The night before I was leaving for a three-week medical mission trip, I was called urgently to the ICU to see a patient I’ll call Rachel, a previously healthy woman in her late 40s, slightly overweight. She had started a new job as a customer service agent.
Rachel was the sickest patient I had seen in months and I could not figure out what was going on.
A week before her hospitalization she had fever, abdominal pain, headache and cough, and then it quickly developed into severe shortness of breath and pneumonia. All her preliminary tests for the flu and common causes of pneumonia were negative.
Within 24 hours of hospitalization she required a breathing tube and the ventilator settings were piped up to the maximum: 100 percent oxygen with highest pressures. And yet she was still not getting sufficient oxygen to her heart and brain.
I placed her on three antibiotics to control her infection, the pulmonary doctor did a bronchoscopy to obtain culture from deep inside her lungs, and the nurses tended to all of her needs to keep her alive. As I stood with her somber husband and two tearful teenage daughters outside the glass doors of the ICU room, I described the grave circumstance.
“I am not sure if she will make it, but we will do our best,” I told them.
Overnight Rachel’s condition worsened. A heart surgeon was called and a last-ditch effort was made to provide her oxygenation with extracorporeal membrane oxygenation. ECMO provides temporary oxygen to patients whose heart and lungs are severely damaged. Often it is used as a heart-lung machine during cardiac bypass surgery.
The cause of such sudden and severe pneumonia was unclear. I asked the family questions — if Rachel had traveled and acquired MERS, Middle East Respiratory Syndrome. Had she been in contact with any animals or people who were severely ill, or been exposed to any environmental hazards at her new job? “No” her husband replied to all of my questions.

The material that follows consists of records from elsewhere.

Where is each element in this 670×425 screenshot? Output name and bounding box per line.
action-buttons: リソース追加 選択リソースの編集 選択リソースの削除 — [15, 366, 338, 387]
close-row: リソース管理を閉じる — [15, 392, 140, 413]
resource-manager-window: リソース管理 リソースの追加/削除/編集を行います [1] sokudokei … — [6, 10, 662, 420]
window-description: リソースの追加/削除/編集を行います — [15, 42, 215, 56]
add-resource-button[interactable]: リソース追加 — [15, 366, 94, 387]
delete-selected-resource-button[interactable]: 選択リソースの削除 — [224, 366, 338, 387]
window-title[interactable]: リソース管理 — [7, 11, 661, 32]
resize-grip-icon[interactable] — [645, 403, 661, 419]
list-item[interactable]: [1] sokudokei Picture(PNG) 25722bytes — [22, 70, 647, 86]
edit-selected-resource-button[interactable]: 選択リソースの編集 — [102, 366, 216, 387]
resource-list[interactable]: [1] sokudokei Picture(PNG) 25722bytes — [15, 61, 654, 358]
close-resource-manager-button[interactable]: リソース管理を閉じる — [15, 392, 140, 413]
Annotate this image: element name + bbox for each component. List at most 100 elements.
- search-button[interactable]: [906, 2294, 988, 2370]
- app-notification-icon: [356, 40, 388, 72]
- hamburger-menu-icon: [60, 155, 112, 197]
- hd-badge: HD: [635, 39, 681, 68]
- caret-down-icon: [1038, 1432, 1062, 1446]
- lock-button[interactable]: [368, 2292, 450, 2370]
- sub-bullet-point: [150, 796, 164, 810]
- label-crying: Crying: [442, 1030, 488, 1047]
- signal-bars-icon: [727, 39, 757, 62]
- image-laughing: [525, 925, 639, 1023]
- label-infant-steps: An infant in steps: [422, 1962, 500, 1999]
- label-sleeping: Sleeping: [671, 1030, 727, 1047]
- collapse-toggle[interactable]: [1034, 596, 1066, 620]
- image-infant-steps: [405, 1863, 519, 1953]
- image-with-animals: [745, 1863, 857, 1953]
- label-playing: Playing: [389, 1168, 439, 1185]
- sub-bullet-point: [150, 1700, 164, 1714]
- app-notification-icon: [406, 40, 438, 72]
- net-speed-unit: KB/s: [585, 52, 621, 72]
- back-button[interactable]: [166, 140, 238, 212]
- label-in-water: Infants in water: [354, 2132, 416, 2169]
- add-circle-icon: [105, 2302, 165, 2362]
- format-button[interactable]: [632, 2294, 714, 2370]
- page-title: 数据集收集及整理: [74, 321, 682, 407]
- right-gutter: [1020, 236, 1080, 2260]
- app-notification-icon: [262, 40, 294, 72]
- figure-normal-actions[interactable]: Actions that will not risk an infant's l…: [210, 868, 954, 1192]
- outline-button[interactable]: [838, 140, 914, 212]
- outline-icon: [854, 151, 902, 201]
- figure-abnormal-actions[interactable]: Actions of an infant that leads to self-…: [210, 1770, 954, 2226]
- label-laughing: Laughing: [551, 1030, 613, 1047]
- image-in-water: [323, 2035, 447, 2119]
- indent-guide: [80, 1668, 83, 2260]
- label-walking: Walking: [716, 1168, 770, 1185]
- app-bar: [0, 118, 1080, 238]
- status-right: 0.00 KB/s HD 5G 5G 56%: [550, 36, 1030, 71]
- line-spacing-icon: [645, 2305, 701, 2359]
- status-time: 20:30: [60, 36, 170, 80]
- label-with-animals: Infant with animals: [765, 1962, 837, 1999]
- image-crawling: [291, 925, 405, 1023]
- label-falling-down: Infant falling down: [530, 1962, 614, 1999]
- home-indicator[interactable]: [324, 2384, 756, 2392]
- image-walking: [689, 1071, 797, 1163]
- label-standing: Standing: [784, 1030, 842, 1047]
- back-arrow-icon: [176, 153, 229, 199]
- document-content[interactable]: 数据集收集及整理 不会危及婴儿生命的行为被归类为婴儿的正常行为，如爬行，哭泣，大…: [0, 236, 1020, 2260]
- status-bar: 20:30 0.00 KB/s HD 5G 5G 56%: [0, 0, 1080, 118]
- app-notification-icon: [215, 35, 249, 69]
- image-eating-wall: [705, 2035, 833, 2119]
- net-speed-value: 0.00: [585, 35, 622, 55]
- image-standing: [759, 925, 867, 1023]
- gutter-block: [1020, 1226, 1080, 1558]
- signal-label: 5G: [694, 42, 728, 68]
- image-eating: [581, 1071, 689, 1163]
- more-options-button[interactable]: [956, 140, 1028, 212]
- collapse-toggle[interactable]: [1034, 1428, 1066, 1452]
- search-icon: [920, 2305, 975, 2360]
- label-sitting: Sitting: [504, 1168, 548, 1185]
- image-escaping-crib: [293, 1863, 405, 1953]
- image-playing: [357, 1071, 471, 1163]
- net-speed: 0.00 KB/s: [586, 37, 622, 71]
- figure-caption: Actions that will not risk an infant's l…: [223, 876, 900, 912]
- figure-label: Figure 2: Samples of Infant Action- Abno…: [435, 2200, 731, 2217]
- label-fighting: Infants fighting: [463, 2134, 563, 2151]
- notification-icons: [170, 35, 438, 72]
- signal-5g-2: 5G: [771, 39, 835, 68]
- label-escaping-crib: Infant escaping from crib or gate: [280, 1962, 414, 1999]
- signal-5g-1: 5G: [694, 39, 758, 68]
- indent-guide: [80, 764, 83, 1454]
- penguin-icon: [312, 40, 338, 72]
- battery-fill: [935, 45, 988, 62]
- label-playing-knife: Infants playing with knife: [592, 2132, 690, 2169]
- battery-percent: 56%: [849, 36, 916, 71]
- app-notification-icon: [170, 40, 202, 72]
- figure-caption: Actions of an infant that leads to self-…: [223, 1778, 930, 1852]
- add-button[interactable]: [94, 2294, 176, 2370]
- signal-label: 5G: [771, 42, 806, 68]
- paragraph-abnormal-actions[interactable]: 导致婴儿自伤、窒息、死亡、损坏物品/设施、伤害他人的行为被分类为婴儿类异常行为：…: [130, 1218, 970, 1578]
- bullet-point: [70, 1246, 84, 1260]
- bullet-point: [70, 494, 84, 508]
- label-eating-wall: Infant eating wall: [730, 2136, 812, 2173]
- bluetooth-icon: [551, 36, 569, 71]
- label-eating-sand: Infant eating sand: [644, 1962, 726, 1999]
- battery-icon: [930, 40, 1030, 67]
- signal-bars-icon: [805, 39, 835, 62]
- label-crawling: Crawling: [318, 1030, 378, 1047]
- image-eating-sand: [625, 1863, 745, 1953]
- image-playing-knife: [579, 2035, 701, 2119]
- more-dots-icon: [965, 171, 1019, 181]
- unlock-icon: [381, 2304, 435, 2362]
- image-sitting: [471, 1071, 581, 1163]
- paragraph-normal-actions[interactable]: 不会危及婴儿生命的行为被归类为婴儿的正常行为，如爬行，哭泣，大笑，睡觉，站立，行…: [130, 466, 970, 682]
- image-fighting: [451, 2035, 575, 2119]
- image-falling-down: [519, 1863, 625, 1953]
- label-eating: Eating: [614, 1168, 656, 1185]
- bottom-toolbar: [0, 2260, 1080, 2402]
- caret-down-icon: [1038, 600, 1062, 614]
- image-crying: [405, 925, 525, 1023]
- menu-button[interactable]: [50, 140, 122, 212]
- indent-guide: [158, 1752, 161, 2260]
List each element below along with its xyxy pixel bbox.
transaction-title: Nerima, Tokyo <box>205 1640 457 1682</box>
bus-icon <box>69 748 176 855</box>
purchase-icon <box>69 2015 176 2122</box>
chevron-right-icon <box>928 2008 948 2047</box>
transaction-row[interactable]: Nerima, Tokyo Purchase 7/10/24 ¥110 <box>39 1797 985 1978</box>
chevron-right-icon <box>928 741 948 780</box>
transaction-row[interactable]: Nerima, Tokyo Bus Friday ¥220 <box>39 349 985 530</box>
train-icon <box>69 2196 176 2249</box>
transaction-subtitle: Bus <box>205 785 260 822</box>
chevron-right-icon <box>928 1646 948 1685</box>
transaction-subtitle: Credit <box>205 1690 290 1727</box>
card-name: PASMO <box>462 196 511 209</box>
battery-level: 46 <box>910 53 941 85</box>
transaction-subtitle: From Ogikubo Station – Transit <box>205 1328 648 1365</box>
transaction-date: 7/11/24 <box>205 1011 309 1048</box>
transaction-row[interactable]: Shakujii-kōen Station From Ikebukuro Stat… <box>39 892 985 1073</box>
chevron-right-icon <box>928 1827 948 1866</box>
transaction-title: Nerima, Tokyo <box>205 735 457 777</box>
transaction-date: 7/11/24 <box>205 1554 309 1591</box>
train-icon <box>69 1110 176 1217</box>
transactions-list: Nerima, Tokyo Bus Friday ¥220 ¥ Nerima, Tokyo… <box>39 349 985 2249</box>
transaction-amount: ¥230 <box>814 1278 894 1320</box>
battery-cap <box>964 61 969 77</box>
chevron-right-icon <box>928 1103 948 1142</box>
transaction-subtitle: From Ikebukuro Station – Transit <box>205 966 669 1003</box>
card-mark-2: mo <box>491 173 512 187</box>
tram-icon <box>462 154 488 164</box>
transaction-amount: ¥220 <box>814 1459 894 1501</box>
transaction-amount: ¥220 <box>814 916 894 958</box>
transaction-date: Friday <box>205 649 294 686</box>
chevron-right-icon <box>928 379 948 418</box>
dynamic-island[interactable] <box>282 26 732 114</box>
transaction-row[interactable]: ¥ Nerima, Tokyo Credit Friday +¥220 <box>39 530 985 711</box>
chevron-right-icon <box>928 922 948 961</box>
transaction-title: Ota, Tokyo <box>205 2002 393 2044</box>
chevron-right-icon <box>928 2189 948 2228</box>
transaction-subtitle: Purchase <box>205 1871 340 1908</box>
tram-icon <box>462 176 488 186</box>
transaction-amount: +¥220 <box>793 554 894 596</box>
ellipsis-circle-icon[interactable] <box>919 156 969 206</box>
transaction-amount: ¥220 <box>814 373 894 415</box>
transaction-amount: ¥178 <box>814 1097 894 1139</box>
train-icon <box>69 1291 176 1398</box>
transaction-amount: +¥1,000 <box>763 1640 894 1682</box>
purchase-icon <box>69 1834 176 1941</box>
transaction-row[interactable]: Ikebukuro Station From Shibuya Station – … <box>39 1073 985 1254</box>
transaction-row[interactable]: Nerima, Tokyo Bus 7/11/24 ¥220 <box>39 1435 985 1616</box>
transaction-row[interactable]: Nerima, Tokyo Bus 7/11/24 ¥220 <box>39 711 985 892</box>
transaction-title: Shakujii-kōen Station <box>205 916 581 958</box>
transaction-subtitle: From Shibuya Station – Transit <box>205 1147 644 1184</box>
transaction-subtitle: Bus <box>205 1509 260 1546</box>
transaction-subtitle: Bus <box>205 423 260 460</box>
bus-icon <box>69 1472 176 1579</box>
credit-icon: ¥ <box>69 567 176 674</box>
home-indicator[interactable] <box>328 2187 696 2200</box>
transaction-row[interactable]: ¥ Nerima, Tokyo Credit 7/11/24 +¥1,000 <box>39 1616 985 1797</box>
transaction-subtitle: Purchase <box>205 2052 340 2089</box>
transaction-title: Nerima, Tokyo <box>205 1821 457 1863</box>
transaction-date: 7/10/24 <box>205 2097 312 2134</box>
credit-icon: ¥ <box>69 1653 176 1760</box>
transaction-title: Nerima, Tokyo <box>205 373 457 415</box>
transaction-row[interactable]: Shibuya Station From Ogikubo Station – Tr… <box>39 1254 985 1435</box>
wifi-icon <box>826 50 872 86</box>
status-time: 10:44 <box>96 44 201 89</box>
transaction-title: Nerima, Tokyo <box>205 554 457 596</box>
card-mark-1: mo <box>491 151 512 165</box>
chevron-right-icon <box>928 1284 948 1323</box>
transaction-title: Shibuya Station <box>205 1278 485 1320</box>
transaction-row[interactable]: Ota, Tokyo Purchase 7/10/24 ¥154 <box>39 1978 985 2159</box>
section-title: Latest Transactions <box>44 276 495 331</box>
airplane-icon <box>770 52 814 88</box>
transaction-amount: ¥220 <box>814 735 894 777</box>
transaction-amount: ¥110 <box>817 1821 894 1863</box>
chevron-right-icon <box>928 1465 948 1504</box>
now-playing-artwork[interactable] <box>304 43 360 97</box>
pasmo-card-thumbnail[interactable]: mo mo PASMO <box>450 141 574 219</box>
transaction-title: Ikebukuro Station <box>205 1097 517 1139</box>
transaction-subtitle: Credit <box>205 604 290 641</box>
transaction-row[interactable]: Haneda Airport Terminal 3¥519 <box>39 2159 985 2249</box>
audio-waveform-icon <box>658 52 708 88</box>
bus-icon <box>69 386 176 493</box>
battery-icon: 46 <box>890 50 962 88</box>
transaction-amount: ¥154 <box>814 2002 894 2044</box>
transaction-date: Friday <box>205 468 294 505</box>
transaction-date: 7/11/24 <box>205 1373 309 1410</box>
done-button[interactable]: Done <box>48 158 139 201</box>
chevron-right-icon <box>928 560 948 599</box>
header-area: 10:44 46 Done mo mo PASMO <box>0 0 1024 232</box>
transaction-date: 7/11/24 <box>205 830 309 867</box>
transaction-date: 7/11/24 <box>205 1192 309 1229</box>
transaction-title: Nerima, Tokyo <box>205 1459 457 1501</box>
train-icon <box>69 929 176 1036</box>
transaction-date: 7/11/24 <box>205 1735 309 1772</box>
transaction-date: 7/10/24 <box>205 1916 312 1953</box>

Then, as I was boarding my flight, the laboratory called me; the bronchoscopy test had shown Rachel had influenza A, the seasonal flu. The previous two tests had been false negatives, but the more definitive bronchoscopy test had come back positive. She was already on multiple antibiotics and Tamiflu, yet she was still critically ill.
During my trip to the urban slums and villages of India, as I visited patients who had their lungs ravaged by another germ, tuberculosis, I wondered if Rachel had survived. Each day in the world, almost 4,000 patients die of tuberculosis, a disease that is entirely preventable and treatable, if proper precautions are taken. Yet time and time again we fail.
While I was gone, my partner cared for Rachel and updated me. By Christmas Eve, a week into her hospitalization, Rachel was off the ECMO, and by New Year’s Day the breathing tube was removed.
The day after I came back from my medical mission trip, I saw Rachel in a regular room, smiling and comfortably breathing. She was preparing to go to a rehabilitation hospital.
We don’t think of flu as a life-threatening illness in otherwise healthy young or middle-age adults, yet it is. In a bad flu season as many as 50,000 deaths may occur due to flu-related illnesses.
The vaccine, while not perfect, is helpful. Last year’s vaccine was estimated to be 56 percent effective. A recent report estimated that last year, flu vaccination prevented 6.6 million flu-associated illnesses, about the population of the state of Arizona. Also, vaccination prevented 3.2 million medical visits and 79,000 hospitalizations, the number of fans in a full NFL stadium.
Unfortunately, 50 percent of the population is not vaccinated for the flu, making themselves and others around them vulnerable. Rachel told me that she just had not gotten around to getting the vaccination this year, but “I am certainly getting vaccinated from now on.”